Build or buy? This is one of the central conundrums of becoming digital, which we will try to tackle in this third article in our four-part series. These series are outlining the approach to define and implement digital strategies, with superannuation as a case study.
The previous article covered the second element of digital strategy – defining the digital model and capability requirements. Now, that we have determined what capabilities we need to succeed, it’s time to decide how we source and manage them.
Companies in this day and age are overwhelmed with choice. When it comes to digital capability sourcing the landscape is rather mature with multiple options available in almost any area.
Historically the choices were chunkier and more binary (should we buy or build a workflow system?) Now they have become more granular and on a sliding scale, (how much of mobile UX do we do in-house?). Like shoppers in the supermarket faced with 25 different types of milk, company leadership needs to make daily decisions on which digital capabilities to develop, which to acquire and where to deploy.
The superannuation and wealth management sector we have been using as a case study is a perfect example of different approaches and a proliferation of choice.
Large retail funds and wealth arms of big banks have historically been biased towards an in-house model with large IT and digital marketing teams and variety of bespoke front and back-end systems. Most industry and public sector funds on the other hand have evolved from small trustee offices with most digital functions outsourced to an administrator.
These days as funds are consolidating and digital solutions are maturing retail and not-for-profit parts of the industry are gradually converging on what we call a digital ‘orchestration’ model.
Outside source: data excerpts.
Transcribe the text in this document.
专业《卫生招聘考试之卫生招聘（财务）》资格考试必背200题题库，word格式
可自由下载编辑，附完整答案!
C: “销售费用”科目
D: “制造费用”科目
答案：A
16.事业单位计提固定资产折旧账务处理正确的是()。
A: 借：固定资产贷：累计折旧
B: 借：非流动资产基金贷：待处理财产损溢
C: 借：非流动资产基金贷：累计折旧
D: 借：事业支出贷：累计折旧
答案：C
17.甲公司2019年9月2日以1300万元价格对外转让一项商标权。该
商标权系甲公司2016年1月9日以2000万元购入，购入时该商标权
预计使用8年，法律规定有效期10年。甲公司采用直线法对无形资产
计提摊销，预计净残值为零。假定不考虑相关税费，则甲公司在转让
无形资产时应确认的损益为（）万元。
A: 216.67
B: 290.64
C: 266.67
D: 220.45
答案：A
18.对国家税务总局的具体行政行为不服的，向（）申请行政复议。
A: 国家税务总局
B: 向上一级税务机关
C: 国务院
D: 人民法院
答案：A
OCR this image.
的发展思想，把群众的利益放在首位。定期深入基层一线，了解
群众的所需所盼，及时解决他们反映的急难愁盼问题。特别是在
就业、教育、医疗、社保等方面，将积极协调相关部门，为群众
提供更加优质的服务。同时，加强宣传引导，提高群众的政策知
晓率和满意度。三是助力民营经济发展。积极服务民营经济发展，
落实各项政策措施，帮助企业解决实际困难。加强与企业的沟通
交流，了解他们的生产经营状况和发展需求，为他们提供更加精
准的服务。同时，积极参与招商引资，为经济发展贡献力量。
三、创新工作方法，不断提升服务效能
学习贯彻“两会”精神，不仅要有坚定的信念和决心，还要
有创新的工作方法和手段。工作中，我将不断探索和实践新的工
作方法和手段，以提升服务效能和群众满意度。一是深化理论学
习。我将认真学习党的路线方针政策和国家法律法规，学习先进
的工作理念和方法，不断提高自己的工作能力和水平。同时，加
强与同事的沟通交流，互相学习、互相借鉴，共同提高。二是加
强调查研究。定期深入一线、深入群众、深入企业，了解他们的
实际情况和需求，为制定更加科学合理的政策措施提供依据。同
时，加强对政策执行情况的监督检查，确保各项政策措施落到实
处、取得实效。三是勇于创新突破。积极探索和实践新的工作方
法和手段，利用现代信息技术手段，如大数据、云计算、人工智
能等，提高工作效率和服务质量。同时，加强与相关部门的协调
Simply put, this model seeks to develop ‘spike’ capabilities (see previous article for details) in-house and maintain good control over non-spike capabilities via strong in-house product, project and vendor management.
Previously most industry and public funds relied on their administrators to deliver a basic set of digital services. Now as superannuation has become an increasingly sophisticated digitally enabled industry, integration is king.
The funds can broaden offerings by integrating third party products such as direct equities or annuities and services such as algorithmic advice or financial information aggregation. The funds are demanding flexibility to decouple public and self-service portals from core platforms to develop their own differentiated online tools, utilising vendors of choice rather than relying solely on their administrator.
Step by step
At Strategy&, when looking to get a digital operating model right, we go through a number of steps.
First we define functional capabilities with sufficient granularity to make choices. For example, just deciding to develop business intelligence (BI) capability in-house is not particularly helpful.
A good sourcing model should provide clarity on such elements of BI as data warehouse infrastructure, data management and governance, analysis tools, data scientists, analysts and other business users that in some companies are dispersed across multiple functions.
The next step is to determine an optimal way to deliver the capabilities based on strategic priorities, market considerations and cost, service and risk trade-offs.
In making these decisions the companies must not assess each capability in isolation but rather view those as a portfolio which in the target state must form a coherent model delivering outcomes and not just executing tasks.
Finally the company needs to develop structures, processes, governance and incentive models that will ensure “all instruments” are playing in concert. This is easier said than done, particularly when it comes to managing a mix of in-house and externally sourced capabilities.
For instance, if the mobile app vendor’s pay cheque is mainly tied to churning quickly through as many ‘tickets’ as possible, one should not assume they will put best effort in advising on the best architecture to minimise change over the long term.
The success of the digital model (regardless of whether it leans in-house or externally), depends heavily on three orchestration capabilities: project (i.e. change), product (i.e. run) and vendor management. If the client cannot formulate what the “true good looks like” and hold vendors to account delivering it, they will almost certainly only get “good enough”.
For some companies which do not see digitally enabled products and services as a differentiator this ‘good enough’ may suffice. However, in a highly digitised financial services industry, gaps in these three capabilities will almost certainly undermine any digital strategy and ultimately an ability to successfully compete.
Coming back to our superannuation case study, we see that self-managing retail and industry funds are in a better starting position than those outsourcing all of their administration.
To be ‘fit for the future’ and have ability to deliver a truly differentiated customer value proposition the funds that are operating as lean trustee offices will need to rapidly catch up to the retail and self-managed peers in establishing effective future proof sourcing and governance models and building digital orchestration capabilities. The ‘wait and see’ tactic will not work as the widening digital experience gap may deem many of them obsolete from the customer perspective.